The structural formulas of the compounds are as follows:
Carbon dioxide: a carbon atom double bonded to two oxygen atoms; formic acid: a central carbon atom single bonded to a hydrogen and a hydroxyl group, and double bonded to an oxygen atom.
Formaldehyde: a central carbon atom single bonded to two hydrogen atoms and double bonded to an oxygen atom; methanol: a central carbon atom single bonded to three hydrogen atoms and a hydroxyl group; methane: a central carbon atom single bonded to four hydrogen atoms.

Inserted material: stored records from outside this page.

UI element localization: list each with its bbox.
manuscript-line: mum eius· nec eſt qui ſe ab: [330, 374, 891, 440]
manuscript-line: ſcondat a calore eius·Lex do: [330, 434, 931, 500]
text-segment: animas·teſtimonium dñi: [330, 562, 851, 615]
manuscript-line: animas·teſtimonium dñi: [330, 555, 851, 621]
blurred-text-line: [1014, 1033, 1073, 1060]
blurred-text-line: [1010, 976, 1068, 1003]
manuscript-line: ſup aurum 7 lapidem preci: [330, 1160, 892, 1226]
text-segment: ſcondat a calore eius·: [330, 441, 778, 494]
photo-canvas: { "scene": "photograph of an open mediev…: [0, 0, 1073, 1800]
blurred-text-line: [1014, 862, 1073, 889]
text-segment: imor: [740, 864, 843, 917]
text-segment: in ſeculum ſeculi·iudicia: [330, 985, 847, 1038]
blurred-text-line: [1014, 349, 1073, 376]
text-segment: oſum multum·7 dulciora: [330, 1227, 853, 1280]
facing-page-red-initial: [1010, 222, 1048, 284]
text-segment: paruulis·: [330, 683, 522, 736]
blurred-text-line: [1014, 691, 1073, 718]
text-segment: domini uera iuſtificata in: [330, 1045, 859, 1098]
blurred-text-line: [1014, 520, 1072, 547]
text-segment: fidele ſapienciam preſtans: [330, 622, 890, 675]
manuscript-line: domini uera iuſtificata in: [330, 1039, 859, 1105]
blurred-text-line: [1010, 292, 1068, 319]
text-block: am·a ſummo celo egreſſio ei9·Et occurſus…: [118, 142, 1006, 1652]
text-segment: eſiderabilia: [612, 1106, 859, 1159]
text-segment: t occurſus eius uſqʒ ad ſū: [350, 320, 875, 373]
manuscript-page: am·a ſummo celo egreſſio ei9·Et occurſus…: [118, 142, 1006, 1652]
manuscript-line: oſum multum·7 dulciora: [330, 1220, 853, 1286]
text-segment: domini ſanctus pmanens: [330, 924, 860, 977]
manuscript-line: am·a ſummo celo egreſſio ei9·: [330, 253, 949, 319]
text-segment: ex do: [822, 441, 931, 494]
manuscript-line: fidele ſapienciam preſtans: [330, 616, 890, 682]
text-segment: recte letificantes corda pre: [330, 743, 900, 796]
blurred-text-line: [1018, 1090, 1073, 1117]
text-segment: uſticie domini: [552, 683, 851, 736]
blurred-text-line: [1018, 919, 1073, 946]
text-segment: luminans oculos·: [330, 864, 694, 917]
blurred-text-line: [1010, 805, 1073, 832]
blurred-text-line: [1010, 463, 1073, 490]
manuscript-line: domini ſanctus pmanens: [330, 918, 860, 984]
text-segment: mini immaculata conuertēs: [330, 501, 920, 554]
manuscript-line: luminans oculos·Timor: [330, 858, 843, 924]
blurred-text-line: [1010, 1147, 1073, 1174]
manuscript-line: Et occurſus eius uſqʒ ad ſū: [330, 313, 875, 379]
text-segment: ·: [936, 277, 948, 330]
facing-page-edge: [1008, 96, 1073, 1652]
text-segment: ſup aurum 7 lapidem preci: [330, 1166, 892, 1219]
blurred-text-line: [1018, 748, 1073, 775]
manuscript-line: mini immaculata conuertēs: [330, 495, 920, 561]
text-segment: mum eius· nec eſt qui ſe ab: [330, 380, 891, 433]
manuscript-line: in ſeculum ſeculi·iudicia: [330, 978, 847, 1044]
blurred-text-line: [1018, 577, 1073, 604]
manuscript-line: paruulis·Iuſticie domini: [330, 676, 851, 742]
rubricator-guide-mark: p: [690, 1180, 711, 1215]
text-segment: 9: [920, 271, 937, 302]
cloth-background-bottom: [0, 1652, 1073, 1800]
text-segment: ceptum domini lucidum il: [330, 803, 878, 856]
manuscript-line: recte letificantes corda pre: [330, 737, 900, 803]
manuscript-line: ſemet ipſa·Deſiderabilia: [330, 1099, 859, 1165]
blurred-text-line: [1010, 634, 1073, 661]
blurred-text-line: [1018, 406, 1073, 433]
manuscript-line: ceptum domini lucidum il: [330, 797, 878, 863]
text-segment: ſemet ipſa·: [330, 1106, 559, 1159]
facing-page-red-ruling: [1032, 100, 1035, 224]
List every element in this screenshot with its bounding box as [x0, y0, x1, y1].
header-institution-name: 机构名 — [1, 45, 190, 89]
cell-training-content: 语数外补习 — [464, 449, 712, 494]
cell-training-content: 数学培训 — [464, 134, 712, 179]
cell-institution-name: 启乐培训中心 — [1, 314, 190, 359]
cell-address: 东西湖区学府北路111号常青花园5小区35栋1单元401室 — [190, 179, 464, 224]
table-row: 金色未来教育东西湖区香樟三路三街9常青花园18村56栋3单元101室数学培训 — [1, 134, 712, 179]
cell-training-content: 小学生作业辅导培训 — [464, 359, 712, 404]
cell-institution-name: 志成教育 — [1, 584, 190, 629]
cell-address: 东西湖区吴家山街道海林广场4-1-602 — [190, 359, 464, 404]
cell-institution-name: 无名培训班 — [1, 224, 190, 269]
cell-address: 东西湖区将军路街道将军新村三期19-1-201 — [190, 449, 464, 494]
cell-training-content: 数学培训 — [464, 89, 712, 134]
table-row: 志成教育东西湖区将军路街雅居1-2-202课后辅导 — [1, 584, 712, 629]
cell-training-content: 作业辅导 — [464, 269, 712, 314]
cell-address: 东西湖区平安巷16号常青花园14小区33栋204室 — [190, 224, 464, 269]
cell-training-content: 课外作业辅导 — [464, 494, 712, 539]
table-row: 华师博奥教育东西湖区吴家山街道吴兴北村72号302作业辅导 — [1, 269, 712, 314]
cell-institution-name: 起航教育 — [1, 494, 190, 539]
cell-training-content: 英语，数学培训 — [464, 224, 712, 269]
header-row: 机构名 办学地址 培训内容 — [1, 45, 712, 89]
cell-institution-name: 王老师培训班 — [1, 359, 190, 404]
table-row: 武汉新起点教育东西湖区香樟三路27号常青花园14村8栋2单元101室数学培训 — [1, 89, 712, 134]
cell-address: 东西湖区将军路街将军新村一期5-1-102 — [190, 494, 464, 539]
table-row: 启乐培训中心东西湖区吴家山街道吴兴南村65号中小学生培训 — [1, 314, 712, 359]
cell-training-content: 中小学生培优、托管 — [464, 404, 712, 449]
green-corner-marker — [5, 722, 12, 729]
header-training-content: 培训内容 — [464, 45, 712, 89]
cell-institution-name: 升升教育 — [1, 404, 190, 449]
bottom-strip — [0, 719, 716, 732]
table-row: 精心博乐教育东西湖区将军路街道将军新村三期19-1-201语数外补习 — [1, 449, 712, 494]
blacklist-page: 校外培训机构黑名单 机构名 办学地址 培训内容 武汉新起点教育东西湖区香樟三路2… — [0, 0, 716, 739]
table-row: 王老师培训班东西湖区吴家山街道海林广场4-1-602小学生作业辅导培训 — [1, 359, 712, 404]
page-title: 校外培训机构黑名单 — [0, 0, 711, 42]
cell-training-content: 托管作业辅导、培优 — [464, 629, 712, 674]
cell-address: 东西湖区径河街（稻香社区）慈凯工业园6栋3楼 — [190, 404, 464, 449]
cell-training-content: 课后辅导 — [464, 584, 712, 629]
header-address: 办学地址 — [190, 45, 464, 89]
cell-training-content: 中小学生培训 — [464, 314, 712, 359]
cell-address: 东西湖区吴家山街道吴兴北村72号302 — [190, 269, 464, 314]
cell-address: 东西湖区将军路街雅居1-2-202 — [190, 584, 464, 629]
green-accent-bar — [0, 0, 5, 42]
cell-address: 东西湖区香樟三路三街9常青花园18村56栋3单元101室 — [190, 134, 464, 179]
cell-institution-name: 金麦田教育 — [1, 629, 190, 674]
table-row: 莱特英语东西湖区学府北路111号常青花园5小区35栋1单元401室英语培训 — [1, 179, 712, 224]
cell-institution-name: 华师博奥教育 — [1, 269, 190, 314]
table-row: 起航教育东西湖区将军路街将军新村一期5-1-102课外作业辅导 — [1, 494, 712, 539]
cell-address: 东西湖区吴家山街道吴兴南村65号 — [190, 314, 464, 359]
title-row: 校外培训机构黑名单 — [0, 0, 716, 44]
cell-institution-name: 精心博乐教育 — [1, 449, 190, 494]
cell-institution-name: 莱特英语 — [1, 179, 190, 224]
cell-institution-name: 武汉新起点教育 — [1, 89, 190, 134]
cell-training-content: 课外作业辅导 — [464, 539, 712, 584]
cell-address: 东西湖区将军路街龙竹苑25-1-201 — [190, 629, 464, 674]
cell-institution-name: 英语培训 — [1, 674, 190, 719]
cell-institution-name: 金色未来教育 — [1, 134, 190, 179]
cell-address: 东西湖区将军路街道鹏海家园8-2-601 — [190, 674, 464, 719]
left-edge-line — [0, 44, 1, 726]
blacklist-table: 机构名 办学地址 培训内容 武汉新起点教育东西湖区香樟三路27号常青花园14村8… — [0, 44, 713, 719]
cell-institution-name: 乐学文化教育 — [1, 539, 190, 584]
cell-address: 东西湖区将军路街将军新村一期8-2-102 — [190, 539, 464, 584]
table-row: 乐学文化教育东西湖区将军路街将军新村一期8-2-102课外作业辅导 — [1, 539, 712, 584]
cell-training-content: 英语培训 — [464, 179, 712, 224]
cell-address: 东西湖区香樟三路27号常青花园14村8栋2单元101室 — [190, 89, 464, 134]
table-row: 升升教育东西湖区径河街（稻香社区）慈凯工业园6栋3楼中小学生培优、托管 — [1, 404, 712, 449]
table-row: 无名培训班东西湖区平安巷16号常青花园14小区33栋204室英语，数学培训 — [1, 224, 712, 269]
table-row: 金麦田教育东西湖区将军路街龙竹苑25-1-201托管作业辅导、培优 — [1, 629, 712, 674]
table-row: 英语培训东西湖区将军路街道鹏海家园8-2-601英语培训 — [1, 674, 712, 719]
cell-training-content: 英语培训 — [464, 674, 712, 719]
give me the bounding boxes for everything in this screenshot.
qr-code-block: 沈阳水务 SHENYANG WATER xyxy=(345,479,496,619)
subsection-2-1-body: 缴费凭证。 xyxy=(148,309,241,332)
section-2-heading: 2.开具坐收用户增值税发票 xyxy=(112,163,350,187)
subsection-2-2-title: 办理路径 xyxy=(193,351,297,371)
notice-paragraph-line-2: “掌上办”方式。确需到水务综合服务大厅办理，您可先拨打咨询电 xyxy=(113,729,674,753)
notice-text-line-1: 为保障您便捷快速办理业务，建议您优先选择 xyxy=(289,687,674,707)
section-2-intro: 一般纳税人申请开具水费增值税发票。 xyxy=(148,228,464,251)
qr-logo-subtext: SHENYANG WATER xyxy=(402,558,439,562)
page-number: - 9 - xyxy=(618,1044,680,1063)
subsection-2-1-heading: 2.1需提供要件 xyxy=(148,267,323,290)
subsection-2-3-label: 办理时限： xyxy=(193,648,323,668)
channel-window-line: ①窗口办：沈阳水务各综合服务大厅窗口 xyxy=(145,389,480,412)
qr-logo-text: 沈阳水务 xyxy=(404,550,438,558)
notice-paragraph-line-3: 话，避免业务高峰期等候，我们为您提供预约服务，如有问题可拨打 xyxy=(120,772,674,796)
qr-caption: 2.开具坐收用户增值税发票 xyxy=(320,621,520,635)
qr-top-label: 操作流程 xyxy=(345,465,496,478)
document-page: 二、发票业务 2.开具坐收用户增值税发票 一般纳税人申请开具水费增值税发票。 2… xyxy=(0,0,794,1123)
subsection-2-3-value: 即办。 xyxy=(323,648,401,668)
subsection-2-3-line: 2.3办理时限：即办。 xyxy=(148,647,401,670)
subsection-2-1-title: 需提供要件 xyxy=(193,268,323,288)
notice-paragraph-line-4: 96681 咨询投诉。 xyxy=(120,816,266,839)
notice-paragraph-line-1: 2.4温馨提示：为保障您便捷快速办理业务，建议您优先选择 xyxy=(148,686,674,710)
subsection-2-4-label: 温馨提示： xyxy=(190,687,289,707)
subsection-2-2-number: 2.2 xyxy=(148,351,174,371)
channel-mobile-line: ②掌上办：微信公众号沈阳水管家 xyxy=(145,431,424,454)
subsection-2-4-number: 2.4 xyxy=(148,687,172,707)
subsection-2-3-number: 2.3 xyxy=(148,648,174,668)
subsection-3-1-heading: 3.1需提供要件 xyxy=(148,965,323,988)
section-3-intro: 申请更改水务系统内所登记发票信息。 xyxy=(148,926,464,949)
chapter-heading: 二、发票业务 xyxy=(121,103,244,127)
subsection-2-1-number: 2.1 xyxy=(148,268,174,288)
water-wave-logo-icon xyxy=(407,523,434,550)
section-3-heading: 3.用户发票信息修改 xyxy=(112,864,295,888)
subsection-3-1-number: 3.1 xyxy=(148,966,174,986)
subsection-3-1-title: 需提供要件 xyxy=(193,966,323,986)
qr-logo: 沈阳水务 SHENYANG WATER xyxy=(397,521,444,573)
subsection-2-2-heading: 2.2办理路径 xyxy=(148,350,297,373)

In such oxidation–reduction reactions, electrons generally do not travel alone. When a molecule in a cell picks up an electron (e–), it often picks up a proton (H+) at the same time (protons being freely available in water). The net effect in this case is to add a hydrogen atom to the molecule:
A + e– + H+ ⟶ AH
Even though a proton is involved (in addition to the electron), such hydrogenation reactions are reductions, and the reverse dehydrogenation reactions are oxidations. An easy way to tell whether an organic molecule is being oxidized or reduced is to count its C–H bonds: an increase in the number of C–H bonds indicates a reduction, whereas a decrease indicates an oxidation (Figure 3–11B).
As we will see later in this chapter—and again in Chapter 13—cells use enzymes to catalyze the oxidation of organic molecules in small steps, through a sequence of reactions that allows much of the energy that is released to be harvested in useful forms, instead of being liberated as heat.